Of the 2.3 million incarcerated people in the U.S., roughly 165,000 are over the age of 55. Compared to the general population, people in jail and prison are more likely to have pre-existing health conditions. These groups of people are most at risk of falling ill or dying from the coronavirus, or COVID-19.
Failing to act could expose tens of thousands of people in prisons and jails across the country to the virus. Given the crowded nature of our correctional institutions, an outbreak is likely and would not only endanger people in prisons but also correctional staff and outside communities.
Sign this petition if you agree that public officials should take steps to protect people in prison or jail from the virus as well as preserving contact with loved ones on the outside.
Mass incarceration has left prisons and jails highly susceptible to an outbreak given overcrowding, lack of resources, and little access to medical care. To address this situation public officials need to take steps to reduce overcrowding and ensure access to medical care as well as access to communication with loved ones. These steps include:
- Identifying people who are scheduled to be released from prison or jail in the next six months and release them into home confinement.

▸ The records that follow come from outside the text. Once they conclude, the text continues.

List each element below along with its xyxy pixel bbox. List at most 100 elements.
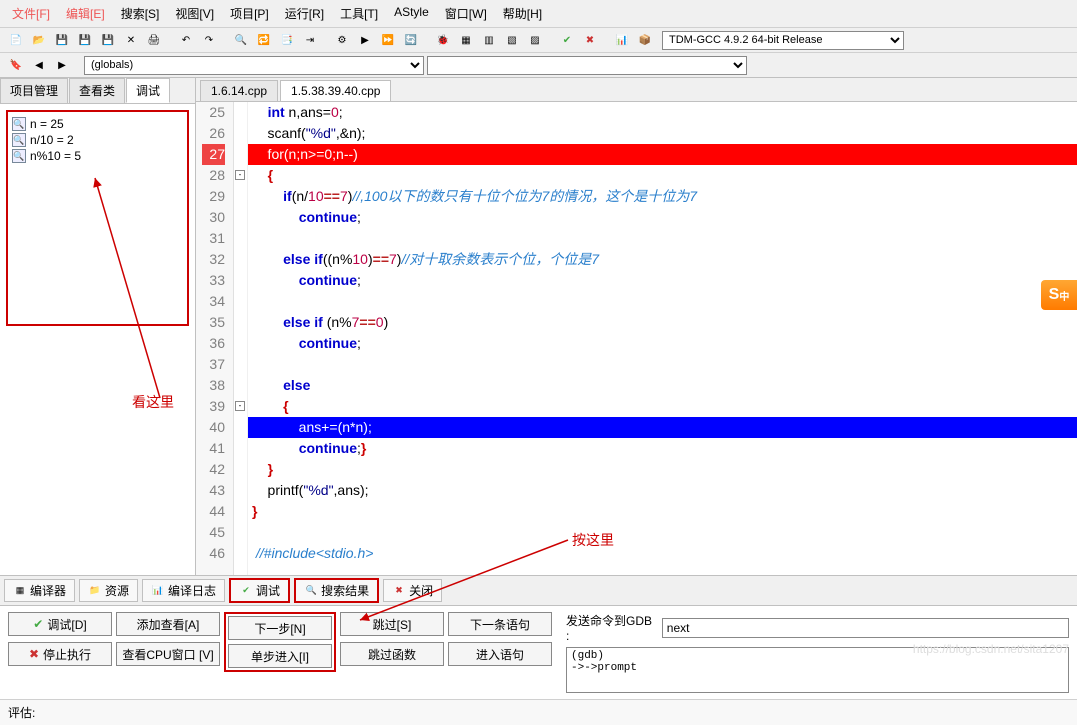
check-icon: ✔ — [33, 617, 43, 631]
step-buttons-highlight: 下一步[N] 单步进入[I] — [224, 612, 336, 672]
btab-close[interactable]: ✖关闭 — [383, 579, 442, 602]
find-icon[interactable]: 🔍 — [231, 30, 251, 50]
skip-function-button[interactable]: 跳过函数 — [340, 642, 444, 666]
goto-icon[interactable]: ⇥ — [300, 30, 320, 50]
btab-resources[interactable]: 📁资源 — [79, 579, 138, 602]
file-tab[interactable]: 1.6.14.cpp — [200, 80, 278, 101]
menu-astyle[interactable]: AStyle — [386, 2, 437, 25]
file-tab[interactable]: 1.5.38.39.40.cpp — [280, 80, 391, 101]
stats-icon[interactable]: 📊 — [612, 30, 632, 50]
rebuild-icon[interactable]: 🔄 — [401, 30, 421, 50]
new-file-icon[interactable]: 📄 — [6, 30, 26, 50]
step-into-button[interactable]: 单步进入[I] — [228, 644, 332, 668]
watch-expr: n/10 = 2 — [30, 133, 74, 147]
editor: 1.6.14.cpp1.5.38.39.40.cpp 2526272829303… — [196, 78, 1077, 575]
menu-edit[interactable]: 编辑[E] — [58, 2, 113, 25]
sidebar: 项目管理 查看类 调试 🔍 n = 25 🔍 n/10 = 2 🔍 n%10 = 5 — [0, 78, 196, 575]
add-watch-button[interactable]: 添加查看[A] — [116, 612, 220, 636]
menu-search[interactable]: 搜索[S] — [113, 2, 168, 25]
saveall-icon[interactable]: 💾 — [75, 30, 95, 50]
fold-column[interactable]: -- — [234, 102, 248, 575]
file-tabs: 1.6.14.cpp1.5.38.39.40.cpp — [196, 78, 1077, 102]
debug-button[interactable]: ✔调试[D] — [8, 612, 112, 636]
watch-expr: n%10 = 5 — [30, 149, 81, 163]
compiler-tab-icon: ▦ — [13, 584, 27, 598]
close-tab-icon: ✖ — [392, 584, 406, 598]
menubar: 文件[F] 编辑[E] 搜索[S] 视图[V] 项目[P] 运行[R] 工具[T… — [0, 0, 1077, 28]
secondary-toolbar: 🔖 ◀ ▶ (globals) — [0, 53, 1077, 78]
menu-tools[interactable]: 工具[T] — [332, 2, 386, 25]
debug-icon[interactable]: 🐞 — [433, 30, 453, 50]
watch-item[interactable]: 🔍 n = 25 — [12, 116, 183, 132]
package-icon[interactable]: 📦 — [635, 30, 655, 50]
btab-compiler[interactable]: ▦编译器 — [4, 579, 75, 602]
btab-compilelog[interactable]: 📊编译日志 — [142, 579, 225, 602]
compile-run-icon[interactable]: ⏩ — [378, 30, 398, 50]
menu-file[interactable]: 文件[F] — [4, 2, 58, 25]
undo-icon[interactable]: ↶ — [176, 30, 196, 50]
findinfiles-icon[interactable]: 📑 — [277, 30, 297, 50]
menu-project[interactable]: 项目[P] — [222, 2, 277, 25]
open-file-icon[interactable]: 📂 — [29, 30, 49, 50]
menu-run[interactable]: 运行[R] — [277, 2, 332, 25]
check-icon[interactable]: ✔ — [557, 30, 577, 50]
sidebar-tab-debug[interactable]: 调试 — [126, 78, 170, 103]
watch-highlight-box: 🔍 n = 25 🔍 n/10 = 2 🔍 n%10 = 5 — [6, 110, 189, 326]
function-select[interactable] — [427, 56, 747, 75]
into-statement-button[interactable]: 进入语句 — [448, 642, 552, 666]
profile2-icon[interactable]: ▥ — [479, 30, 499, 50]
compilelog-tab-icon: 📊 — [151, 584, 165, 598]
resources-tab-icon: 📁 — [88, 584, 102, 598]
search-tab-icon: 🔍 — [304, 584, 318, 598]
next-step-button[interactable]: 下一步[N] — [228, 616, 332, 640]
watch-icon: 🔍 — [12, 133, 26, 147]
bookmark-prev-icon[interactable]: ◀ — [29, 55, 49, 75]
run-icon[interactable]: ▶ — [355, 30, 375, 50]
skip-button[interactable]: 跳过[S] — [340, 612, 444, 636]
sidebar-tab-classview[interactable]: 查看类 — [69, 78, 125, 103]
compiler-select[interactable]: TDM-GCC 4.9.2 64-bit Release — [662, 31, 904, 50]
bookmark-toggle-icon[interactable]: 🔖 — [6, 55, 26, 75]
scope-select[interactable]: (globals) — [84, 56, 424, 75]
evaluate-label: 评估: — [8, 704, 35, 721]
cross-icon[interactable]: ✖ — [580, 30, 600, 50]
redo-icon[interactable]: ↷ — [199, 30, 219, 50]
watch-icon: 🔍 — [12, 149, 26, 163]
debug-tab-icon: ✔ — [239, 584, 253, 598]
menu-view[interactable]: 视图[V] — [167, 2, 222, 25]
code-area[interactable]: 2526272829303132333435363738394041424344… — [196, 102, 1077, 575]
watch-expr: n = 25 — [30, 117, 64, 131]
bottom-tabs: ▦编译器 📁资源 📊编译日志 ✔调试 🔍搜索结果 ✖关闭 — [0, 576, 1077, 606]
compile-icon[interactable]: ⚙ — [332, 30, 352, 50]
next-statement-button[interactable]: 下一条语句 — [448, 612, 552, 636]
save-icon[interactable]: 💾 — [52, 30, 72, 50]
profile3-icon[interactable]: ▧ — [502, 30, 522, 50]
saveas-icon[interactable]: 💾 — [98, 30, 118, 50]
sidebar-tab-project[interactable]: 项目管理 — [0, 78, 68, 103]
watch-panel: 🔍 n = 25 🔍 n/10 = 2 🔍 n%10 = 5 — [0, 104, 195, 575]
code-lines[interactable]: int n,ans=0; scanf("%d",&n); for(n;n>=0;… — [248, 102, 1077, 575]
menu-help[interactable]: 帮助[H] — [495, 2, 550, 25]
watch-item[interactable]: 🔍 n/10 = 2 — [12, 132, 183, 148]
sogou-ime-badge[interactable]: S中 — [1041, 280, 1077, 310]
watch-item[interactable]: 🔍 n%10 = 5 — [12, 148, 183, 164]
replace-icon[interactable]: 🔁 — [254, 30, 274, 50]
profile4-icon[interactable]: ▨ — [525, 30, 545, 50]
watch-icon: 🔍 — [12, 117, 26, 131]
watermark: https://blog.csdn.net/sita1207 — [913, 642, 1069, 656]
line-gutter[interactable]: 2526272829303132333435363738394041424344… — [196, 102, 234, 575]
profile1-icon[interactable]: ▦ — [456, 30, 476, 50]
cpu-window-button[interactable]: 查看CPU窗口 [V] — [116, 642, 220, 666]
print-icon[interactable]: 🖨 — [144, 30, 164, 50]
close-file-icon[interactable]: ✕ — [121, 30, 141, 50]
gdb-label: 发送命令到GDB : — [566, 612, 656, 643]
main-area: 项目管理 查看类 调试 🔍 n = 25 🔍 n/10 = 2 🔍 n%10 = 5 1.… — [0, 78, 1077, 575]
bookmark-next-icon[interactable]: ▶ — [52, 55, 72, 75]
gdb-input[interactable] — [662, 618, 1069, 638]
btab-debug[interactable]: ✔调试 — [229, 578, 290, 603]
stop-button[interactable]: ✖停止执行 — [8, 642, 112, 666]
sidebar-tabs: 项目管理 查看类 调试 — [0, 78, 195, 104]
btab-searchres[interactable]: 🔍搜索结果 — [294, 578, 379, 603]
cross-icon: ✖ — [29, 647, 39, 661]
menu-window[interactable]: 窗口[W] — [437, 2, 495, 25]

- Parole prisoners over the age of 65, with priority given to those who have underlying health conditions that make them particularly susceptible to the virus.
- Individuals who have successfully completed at least three years of supervision should be transferred to administrative supervision or have their supervision terminated altogether.
- Suspend copays for medical visits made by incarcerated persons. It is cruel and unusual punishment to deny access to lifesaving medical care to incarcerated individuals simply because they can't afford it. This is particularly unjust when considering prisoners often work for less than a dollar a day, including those making hand sanitizer for the state of New York.
- Correctional facilities across the country have drastically reduced or completely eliminated visitation. In normal times, we would point to the significant evidence that sustained meaningful contact with family and friends benefits incarcerated people in the long run, including reducing recidivism. But it is even more important, in this time of crisis, for incarcerated people to know that their loved ones are safe and vice versa. While many facilities have suspended in-person visitation, only a few have made an effort to supplement this loss by waiving fees for phone calls and video communication. We must ensure FREE access to smart visitations and phone calls for all incarcerated individuals.
- RELEASE ALL CANNABIS PRISONERS. No one incarcerated for a victimless cannabis offense should continue to be incarcerated today. Now is the time to free our cannabis prisoners and further reduce the risk of outbreaks in correctional facilities.